Whether with backing from Duke or not, Arlington, Virginia-based GOPAC Education Fund has waded into the debate over controversial energy legislation the company supports, H 951, which narrowly passed the House last month.
The group sent out at least two mailers to the districts of House Majority Leader Rep. John Bell of Wayne County and Rep. Howard Penny, Republican of Harnett County, thanking the lawmakers for backing the bill.
Like advertising earlier this year sponsored by Citizens for a Responsible Energy Future, the postcards reference hot button national issues that hold appeal for conservative voters — in this case inveighing against the Green New Deal and a carbon tax.
The two mailers alone can’t have been a big investment, but they could foreshadow more significant spending to come. Citizens for a Responsible Energy Future spent at least $367,000 in the 2020 primaries, and Democrats in the General Assembly fear that Duke will spend millions to promote Republicans in 2022 via a web of other so-called ‘dark money’ groups.
‘50 million extra dollars’
Though these expenditures aren’t technically above the line, critics contend all shareholder profits ultimately originate with customers. Influence spending, Warren believes, violates ratepayers’ First Amendment and should be prohibited.

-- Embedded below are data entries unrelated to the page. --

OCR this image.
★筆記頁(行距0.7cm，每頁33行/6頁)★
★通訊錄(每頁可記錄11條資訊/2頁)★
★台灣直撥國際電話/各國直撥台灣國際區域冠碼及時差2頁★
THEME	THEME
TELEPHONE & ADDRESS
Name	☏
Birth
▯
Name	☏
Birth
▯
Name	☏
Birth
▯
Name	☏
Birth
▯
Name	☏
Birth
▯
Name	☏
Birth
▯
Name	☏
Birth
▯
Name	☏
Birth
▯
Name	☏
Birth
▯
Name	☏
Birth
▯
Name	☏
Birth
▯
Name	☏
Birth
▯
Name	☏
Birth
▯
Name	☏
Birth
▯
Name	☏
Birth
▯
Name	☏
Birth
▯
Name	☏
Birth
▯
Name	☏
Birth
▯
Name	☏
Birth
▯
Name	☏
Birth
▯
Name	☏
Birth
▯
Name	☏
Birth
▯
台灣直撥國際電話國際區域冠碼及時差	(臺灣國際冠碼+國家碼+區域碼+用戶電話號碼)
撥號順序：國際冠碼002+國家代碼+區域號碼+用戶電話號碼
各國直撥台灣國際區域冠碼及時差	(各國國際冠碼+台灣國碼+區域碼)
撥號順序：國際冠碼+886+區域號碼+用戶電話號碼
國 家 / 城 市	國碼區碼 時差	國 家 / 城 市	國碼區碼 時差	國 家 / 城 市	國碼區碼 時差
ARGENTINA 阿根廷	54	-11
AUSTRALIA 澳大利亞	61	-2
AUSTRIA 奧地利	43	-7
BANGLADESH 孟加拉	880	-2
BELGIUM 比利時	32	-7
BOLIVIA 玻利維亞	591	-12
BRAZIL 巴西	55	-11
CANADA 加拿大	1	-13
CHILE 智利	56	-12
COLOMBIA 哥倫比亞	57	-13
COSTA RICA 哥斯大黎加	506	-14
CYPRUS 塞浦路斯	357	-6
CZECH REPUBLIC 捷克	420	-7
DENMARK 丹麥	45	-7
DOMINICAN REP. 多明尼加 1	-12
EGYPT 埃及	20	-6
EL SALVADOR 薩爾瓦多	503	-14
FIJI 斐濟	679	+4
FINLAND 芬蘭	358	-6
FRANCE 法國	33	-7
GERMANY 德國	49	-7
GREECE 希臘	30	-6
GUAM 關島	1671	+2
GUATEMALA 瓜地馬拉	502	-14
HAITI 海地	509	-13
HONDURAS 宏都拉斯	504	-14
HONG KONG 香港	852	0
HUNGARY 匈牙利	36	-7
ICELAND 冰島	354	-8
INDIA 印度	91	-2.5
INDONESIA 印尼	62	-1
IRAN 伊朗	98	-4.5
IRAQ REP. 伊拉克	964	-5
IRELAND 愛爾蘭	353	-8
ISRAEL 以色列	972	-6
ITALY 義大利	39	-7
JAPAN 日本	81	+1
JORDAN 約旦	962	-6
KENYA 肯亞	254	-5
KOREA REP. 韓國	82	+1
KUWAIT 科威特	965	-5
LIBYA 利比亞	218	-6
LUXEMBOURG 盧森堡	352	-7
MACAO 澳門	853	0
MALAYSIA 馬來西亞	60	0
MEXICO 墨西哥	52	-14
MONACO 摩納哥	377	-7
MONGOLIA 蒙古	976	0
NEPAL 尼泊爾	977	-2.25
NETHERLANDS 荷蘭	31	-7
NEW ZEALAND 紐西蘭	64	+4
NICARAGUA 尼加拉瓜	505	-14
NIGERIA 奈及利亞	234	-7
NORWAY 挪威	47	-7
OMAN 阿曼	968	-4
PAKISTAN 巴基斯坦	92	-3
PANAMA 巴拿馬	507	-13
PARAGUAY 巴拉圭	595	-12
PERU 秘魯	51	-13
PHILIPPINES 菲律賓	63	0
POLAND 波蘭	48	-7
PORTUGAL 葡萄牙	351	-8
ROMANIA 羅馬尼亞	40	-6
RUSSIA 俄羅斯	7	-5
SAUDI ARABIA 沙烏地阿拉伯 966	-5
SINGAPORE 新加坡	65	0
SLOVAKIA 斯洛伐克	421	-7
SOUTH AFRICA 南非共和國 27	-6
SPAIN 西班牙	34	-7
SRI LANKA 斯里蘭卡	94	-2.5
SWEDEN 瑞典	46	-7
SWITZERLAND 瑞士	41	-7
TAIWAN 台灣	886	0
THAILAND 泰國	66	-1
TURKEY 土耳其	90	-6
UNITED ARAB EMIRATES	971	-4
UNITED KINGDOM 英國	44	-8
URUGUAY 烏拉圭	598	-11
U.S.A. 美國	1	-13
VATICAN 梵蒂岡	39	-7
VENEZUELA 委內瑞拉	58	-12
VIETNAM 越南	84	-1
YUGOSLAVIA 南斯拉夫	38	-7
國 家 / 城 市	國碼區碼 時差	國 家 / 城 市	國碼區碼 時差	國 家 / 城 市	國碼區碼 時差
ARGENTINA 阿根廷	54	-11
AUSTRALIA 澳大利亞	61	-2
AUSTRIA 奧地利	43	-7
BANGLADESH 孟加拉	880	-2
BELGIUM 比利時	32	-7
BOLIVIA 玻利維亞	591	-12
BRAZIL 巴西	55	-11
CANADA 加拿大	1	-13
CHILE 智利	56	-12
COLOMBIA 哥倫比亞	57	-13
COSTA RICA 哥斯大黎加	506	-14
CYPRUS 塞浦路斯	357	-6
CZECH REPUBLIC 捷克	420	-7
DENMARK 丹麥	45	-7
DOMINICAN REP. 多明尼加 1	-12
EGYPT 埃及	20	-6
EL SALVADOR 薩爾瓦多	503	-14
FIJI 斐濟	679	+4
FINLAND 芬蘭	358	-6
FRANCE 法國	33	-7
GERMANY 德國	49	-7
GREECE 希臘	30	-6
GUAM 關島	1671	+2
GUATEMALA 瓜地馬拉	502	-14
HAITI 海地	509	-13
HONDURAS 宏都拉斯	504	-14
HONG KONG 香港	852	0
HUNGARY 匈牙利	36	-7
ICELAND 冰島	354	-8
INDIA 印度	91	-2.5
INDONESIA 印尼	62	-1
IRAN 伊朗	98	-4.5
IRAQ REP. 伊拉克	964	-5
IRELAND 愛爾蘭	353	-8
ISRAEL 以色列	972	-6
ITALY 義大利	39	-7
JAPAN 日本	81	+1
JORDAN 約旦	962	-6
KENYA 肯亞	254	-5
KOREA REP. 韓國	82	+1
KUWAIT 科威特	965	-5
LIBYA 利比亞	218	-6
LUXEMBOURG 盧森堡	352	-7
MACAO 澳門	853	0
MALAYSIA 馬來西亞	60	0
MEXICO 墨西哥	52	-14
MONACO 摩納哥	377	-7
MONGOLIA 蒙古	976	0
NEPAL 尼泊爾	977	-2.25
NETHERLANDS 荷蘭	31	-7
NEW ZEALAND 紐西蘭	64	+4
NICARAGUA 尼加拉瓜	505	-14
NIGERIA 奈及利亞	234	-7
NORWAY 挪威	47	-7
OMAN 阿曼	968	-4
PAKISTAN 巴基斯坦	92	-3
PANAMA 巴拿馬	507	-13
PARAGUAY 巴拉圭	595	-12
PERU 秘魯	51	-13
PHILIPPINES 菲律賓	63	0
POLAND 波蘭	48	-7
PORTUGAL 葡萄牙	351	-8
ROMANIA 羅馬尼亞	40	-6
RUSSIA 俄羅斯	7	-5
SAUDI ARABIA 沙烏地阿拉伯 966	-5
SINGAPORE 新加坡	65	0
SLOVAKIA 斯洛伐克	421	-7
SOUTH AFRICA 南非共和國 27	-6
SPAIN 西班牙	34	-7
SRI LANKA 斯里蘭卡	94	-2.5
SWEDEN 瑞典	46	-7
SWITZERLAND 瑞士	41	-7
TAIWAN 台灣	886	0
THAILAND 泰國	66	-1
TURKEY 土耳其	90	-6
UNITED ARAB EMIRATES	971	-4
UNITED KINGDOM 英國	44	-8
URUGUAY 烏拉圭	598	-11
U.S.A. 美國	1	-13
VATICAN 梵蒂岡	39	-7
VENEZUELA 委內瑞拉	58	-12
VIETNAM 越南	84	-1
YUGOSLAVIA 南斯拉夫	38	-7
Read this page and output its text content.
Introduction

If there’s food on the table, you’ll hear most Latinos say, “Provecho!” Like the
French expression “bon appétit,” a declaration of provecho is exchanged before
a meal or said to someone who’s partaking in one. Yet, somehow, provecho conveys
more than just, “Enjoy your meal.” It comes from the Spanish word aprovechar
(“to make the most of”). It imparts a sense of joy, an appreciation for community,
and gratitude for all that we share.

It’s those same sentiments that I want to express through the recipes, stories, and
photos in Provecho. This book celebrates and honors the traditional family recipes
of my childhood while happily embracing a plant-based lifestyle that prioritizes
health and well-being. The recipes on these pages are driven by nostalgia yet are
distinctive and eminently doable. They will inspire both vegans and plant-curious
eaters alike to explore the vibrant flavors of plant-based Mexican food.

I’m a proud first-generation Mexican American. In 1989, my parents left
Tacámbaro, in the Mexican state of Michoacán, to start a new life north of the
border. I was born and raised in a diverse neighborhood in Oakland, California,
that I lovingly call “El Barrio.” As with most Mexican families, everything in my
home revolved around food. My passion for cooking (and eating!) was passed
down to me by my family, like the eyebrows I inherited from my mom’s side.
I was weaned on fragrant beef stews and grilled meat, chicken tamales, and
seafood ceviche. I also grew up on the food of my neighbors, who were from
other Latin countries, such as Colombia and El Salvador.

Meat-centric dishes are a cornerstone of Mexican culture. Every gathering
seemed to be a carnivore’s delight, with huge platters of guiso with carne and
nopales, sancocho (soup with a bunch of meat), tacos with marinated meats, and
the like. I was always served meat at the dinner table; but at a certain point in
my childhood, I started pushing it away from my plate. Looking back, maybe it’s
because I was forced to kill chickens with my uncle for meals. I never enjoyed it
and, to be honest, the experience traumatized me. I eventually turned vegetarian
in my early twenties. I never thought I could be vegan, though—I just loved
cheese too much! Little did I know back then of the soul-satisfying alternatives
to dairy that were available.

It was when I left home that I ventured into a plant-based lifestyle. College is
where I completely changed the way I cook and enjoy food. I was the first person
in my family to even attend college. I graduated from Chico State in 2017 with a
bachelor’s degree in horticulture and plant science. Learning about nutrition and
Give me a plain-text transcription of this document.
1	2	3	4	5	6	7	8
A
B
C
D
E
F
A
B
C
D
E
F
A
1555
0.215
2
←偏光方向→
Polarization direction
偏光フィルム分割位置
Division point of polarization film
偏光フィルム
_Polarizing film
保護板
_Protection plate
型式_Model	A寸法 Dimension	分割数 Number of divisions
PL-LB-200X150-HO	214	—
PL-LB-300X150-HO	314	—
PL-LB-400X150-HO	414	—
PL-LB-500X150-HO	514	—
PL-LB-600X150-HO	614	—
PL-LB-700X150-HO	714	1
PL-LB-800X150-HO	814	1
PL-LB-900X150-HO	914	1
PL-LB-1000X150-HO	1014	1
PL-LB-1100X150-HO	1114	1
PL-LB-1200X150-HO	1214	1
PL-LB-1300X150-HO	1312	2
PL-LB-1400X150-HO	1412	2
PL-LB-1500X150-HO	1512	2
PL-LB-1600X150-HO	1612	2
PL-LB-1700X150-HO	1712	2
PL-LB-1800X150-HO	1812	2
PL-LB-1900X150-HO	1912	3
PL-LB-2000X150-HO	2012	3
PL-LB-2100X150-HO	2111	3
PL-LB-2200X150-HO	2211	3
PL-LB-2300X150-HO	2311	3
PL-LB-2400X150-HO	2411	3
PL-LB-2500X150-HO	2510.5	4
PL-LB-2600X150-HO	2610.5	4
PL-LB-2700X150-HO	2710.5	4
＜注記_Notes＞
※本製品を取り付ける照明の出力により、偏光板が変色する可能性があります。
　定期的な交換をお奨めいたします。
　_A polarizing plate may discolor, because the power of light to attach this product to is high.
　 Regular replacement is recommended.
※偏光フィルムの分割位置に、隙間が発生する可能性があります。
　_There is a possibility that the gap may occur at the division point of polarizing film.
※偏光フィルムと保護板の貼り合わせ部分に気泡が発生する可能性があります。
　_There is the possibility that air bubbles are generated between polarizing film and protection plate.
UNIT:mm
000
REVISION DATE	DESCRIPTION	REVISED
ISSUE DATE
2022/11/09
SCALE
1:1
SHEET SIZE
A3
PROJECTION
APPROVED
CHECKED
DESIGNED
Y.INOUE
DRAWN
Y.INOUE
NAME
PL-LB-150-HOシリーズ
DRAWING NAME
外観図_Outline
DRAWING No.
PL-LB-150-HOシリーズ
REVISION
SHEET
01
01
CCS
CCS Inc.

“It’s an accounting fiction,” Warren said, for ratepayer money to be paid to Duke, then, “filtered through the system and, at some point, turned into greenwashing ads or targeted philanthropy to buy favor with different entities and to stifle criticism.”
Two years ago, the Utilities Commission rejected that argument in no uncertain terms, writing in a unanimous order that the laws governing utility regulation gave the panel no legal basis to restrict the use of Duke’s profits.
“Nowhere in these statutes, or the Act, is there even a hint of the Commission having authority to direct how the utility or its parent company spends the utility’s earnings,” they wrote.
Bob Hall, a campaign finance expert who weighed in on the recent ruling and is sympathetic to Warren’s case, agrees with commissioners on this point — “in a narrow way,” he said. “They can’t prevent a certain freedom of speech for the utility.”
But, he suggests, “the ratepayers are being forced to subsidize Duke’s political speech because the Utilities Commission grants them such a high rate of return. If they’ve got 50 million extra dollars to just throw around on all this ‘goodwill lobbying’ stuff, maybe they’re getting too big a profit.”